Juniper this week introduced its Network and Security Manager
2008.1, a centralized network manager for its NetScreen Firewall,
IDP appliance, M-Series routers, and EX-Series switches. NSM 2008.1
is the first step in unifying device management, policy deployment,
and monitoring through a single management framework.
NSM 2008.1 software starts at $6,900 and the NSM appliance starts
at $10,000. Both the software and appliance include a license for
25 devices. The upgrade to NSM 2008.1 is free to current NSM
customers.
Following in the steps of vendors like Cisco and
Hewlett-Packard, both of which have centralized network management
systems, Juniper's NSM 2008.1 provides a single point of entry for
a variety of management tasks including network inventory, image
upgrades, and configuration management. Notably, NSM maintains an
archive of all configuration changes, so rolling back to a previous
configuration or tracking changes is simple.
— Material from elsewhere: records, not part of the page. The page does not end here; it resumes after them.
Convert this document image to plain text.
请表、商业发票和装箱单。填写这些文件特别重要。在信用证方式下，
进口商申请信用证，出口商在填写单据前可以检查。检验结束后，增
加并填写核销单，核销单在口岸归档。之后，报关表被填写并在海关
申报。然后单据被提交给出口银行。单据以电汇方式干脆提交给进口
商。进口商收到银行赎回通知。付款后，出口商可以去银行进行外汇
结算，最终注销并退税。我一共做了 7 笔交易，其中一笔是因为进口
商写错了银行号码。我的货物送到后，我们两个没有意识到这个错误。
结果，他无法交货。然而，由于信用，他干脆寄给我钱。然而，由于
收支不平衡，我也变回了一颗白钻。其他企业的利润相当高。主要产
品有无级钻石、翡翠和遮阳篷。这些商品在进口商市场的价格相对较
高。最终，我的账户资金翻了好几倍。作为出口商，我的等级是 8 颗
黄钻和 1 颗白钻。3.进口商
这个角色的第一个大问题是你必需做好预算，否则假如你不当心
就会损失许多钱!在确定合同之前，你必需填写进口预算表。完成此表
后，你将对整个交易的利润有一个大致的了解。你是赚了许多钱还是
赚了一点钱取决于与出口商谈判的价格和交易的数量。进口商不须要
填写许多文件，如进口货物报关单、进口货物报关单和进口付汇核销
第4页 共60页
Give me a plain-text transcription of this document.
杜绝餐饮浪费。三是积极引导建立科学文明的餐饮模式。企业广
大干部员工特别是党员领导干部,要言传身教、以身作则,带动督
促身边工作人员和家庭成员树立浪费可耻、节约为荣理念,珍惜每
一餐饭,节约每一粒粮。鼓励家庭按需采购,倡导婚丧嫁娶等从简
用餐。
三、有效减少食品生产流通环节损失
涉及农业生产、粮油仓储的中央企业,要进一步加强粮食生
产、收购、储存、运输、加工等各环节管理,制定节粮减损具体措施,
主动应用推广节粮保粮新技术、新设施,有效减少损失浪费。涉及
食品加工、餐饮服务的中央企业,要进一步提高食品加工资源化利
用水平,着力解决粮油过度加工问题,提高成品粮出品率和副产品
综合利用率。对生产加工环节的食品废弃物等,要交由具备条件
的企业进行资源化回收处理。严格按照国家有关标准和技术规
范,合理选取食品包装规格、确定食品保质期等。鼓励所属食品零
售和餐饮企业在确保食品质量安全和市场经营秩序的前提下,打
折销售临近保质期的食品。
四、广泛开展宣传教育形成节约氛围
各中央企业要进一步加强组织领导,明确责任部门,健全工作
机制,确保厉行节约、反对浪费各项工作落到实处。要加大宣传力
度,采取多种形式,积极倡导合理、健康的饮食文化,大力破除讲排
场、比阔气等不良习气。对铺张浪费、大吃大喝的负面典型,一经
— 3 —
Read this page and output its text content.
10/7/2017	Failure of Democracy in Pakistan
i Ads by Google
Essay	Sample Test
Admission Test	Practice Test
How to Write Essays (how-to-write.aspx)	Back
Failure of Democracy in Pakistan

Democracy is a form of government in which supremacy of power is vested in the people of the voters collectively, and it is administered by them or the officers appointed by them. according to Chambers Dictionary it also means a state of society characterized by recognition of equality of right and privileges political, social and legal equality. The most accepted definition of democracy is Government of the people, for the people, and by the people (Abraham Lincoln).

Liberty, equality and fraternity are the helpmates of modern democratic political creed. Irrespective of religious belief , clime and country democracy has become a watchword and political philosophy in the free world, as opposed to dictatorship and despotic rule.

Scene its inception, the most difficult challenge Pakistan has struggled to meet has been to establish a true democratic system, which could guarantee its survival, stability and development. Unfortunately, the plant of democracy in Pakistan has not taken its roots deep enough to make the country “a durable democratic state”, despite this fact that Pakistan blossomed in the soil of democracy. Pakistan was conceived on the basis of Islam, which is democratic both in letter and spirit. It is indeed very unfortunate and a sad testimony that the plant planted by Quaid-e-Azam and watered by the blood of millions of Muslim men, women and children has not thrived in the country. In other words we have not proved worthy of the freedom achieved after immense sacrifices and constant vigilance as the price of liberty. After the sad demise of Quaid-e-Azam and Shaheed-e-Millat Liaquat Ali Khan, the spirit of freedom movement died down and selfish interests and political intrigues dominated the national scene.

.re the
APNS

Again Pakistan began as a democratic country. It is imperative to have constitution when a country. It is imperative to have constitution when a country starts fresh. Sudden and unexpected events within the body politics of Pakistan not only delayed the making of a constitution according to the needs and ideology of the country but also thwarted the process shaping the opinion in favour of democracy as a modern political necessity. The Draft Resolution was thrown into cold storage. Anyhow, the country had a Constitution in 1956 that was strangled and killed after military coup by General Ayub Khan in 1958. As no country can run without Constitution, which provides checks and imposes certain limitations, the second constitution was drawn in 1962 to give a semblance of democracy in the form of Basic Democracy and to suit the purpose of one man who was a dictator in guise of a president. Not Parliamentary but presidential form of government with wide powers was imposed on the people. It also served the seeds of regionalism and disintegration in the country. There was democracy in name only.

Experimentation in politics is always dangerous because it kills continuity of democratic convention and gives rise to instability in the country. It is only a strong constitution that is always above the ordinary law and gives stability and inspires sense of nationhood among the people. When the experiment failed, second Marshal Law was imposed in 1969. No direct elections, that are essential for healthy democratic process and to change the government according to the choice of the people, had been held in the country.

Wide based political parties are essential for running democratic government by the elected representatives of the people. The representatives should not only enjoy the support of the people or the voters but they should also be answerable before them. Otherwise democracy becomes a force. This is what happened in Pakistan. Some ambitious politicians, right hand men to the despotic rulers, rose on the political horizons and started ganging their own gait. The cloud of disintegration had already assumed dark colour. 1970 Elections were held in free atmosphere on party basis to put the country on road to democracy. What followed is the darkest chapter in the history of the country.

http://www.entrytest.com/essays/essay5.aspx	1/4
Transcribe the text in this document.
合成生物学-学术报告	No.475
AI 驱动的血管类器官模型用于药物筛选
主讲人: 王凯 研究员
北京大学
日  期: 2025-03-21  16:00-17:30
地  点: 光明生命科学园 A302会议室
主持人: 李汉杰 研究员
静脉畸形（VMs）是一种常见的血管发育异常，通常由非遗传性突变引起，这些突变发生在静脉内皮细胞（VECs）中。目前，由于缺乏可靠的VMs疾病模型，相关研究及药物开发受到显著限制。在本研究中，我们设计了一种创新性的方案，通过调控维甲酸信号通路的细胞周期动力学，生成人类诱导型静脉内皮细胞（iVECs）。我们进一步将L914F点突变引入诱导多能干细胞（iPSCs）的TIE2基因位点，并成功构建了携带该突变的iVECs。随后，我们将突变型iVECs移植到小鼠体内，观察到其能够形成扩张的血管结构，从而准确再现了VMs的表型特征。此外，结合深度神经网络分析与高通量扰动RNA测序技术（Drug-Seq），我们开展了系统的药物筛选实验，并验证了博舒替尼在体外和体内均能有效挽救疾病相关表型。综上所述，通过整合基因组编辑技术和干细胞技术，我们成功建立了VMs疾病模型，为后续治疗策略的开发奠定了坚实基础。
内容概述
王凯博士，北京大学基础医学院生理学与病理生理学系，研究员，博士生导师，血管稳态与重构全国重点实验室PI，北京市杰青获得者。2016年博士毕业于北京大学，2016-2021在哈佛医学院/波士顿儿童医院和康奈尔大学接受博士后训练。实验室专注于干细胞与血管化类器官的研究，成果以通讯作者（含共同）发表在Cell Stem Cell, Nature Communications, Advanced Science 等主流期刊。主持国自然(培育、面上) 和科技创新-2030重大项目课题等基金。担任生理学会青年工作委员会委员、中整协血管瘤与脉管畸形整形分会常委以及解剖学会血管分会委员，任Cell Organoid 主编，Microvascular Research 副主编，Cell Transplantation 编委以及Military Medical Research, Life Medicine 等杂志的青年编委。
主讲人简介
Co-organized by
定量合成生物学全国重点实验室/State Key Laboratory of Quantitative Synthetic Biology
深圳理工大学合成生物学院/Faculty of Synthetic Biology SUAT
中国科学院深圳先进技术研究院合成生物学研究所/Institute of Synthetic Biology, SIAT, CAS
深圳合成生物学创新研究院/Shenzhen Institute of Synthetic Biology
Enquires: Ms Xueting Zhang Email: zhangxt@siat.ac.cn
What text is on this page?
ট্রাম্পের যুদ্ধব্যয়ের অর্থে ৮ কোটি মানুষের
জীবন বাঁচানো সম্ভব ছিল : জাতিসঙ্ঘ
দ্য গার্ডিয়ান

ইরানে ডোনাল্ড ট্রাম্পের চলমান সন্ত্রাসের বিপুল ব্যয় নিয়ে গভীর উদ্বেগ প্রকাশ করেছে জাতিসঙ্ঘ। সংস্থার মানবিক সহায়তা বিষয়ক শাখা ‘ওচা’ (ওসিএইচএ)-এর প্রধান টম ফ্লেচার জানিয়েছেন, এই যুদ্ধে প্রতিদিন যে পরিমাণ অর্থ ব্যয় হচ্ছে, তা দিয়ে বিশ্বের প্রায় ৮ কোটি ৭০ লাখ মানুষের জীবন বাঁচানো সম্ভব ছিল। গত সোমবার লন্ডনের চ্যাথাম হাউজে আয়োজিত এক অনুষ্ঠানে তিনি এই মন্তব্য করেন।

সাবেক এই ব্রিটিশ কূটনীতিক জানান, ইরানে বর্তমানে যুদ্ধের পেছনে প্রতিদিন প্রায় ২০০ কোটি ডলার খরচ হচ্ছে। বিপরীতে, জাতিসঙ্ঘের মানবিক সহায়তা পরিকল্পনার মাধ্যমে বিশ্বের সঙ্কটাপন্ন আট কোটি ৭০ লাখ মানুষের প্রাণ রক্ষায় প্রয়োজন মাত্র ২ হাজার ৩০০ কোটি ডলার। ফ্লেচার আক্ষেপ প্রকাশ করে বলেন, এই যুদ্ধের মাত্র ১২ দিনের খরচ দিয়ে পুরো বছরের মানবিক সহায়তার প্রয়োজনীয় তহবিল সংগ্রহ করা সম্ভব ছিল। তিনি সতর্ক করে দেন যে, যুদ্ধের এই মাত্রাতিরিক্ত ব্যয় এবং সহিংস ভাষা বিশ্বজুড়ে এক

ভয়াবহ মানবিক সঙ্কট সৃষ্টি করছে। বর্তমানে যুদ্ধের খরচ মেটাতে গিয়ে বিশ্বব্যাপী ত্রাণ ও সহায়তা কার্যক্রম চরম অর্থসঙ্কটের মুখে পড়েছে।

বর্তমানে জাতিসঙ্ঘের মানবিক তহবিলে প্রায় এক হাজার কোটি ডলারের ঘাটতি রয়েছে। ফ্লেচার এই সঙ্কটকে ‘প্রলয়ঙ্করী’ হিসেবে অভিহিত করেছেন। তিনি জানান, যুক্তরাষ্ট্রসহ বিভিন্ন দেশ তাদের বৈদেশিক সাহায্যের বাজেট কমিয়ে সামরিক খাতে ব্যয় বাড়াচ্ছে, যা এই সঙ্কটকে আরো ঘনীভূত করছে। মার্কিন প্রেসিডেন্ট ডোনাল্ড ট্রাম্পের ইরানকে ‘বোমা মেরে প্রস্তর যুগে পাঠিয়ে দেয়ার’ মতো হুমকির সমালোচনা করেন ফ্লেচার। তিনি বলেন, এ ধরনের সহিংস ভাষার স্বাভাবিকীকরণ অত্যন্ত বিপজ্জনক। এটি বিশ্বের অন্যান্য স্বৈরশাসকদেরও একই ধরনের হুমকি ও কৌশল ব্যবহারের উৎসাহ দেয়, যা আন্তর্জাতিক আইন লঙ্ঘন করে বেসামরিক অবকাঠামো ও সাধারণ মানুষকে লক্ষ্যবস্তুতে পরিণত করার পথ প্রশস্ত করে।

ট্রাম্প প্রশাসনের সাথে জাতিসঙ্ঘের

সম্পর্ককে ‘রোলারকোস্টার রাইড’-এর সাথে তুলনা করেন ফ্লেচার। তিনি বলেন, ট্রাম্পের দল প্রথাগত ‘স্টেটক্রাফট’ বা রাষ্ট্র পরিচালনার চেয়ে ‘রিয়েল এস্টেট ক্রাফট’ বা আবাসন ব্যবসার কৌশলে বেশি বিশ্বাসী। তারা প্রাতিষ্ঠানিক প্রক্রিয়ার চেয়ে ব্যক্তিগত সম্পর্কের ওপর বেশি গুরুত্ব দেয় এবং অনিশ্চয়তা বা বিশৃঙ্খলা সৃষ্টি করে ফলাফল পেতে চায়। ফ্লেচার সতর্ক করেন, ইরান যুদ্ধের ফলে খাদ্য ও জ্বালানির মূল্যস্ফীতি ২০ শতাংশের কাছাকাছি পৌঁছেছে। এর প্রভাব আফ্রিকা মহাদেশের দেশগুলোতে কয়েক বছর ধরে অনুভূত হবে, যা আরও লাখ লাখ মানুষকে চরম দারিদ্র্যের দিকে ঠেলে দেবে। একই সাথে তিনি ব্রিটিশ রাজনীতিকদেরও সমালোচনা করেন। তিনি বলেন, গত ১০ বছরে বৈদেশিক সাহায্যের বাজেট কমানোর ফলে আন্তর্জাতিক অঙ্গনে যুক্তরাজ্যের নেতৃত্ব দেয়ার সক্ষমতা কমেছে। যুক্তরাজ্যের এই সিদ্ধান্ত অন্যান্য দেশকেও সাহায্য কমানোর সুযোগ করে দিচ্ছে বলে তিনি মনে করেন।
NSM's flexible architecture scales upward in terms of number of
devices supported to national and international organizations. A
single deployment can use an NSM to manage their devices, and
distributed environments can create a hierarchy of managers so that
configuration and policy changes can be pushed globally while
providing local administrative access.
Larger IT departments that have separate roles for network
administrators, routing experts, firewall admins, and others can
use NSM's role-based access control system to restrict
administrators to the functions they require. Smaller IT shops can,
of course, use looser access controls to give administrators access
to more administrative functions.
NSM 2008.1 is a hardened appliance, which simplifies initial
deployment. NSM uses the IETF Network Configuration Protocol, RFC
4741, to manage devices. NSM reports on device status and events,
but it is not a replacement for Juniper's Security Threat and
Response Manager, which is Juniper's security event manager and
network behavior anomaly detection system.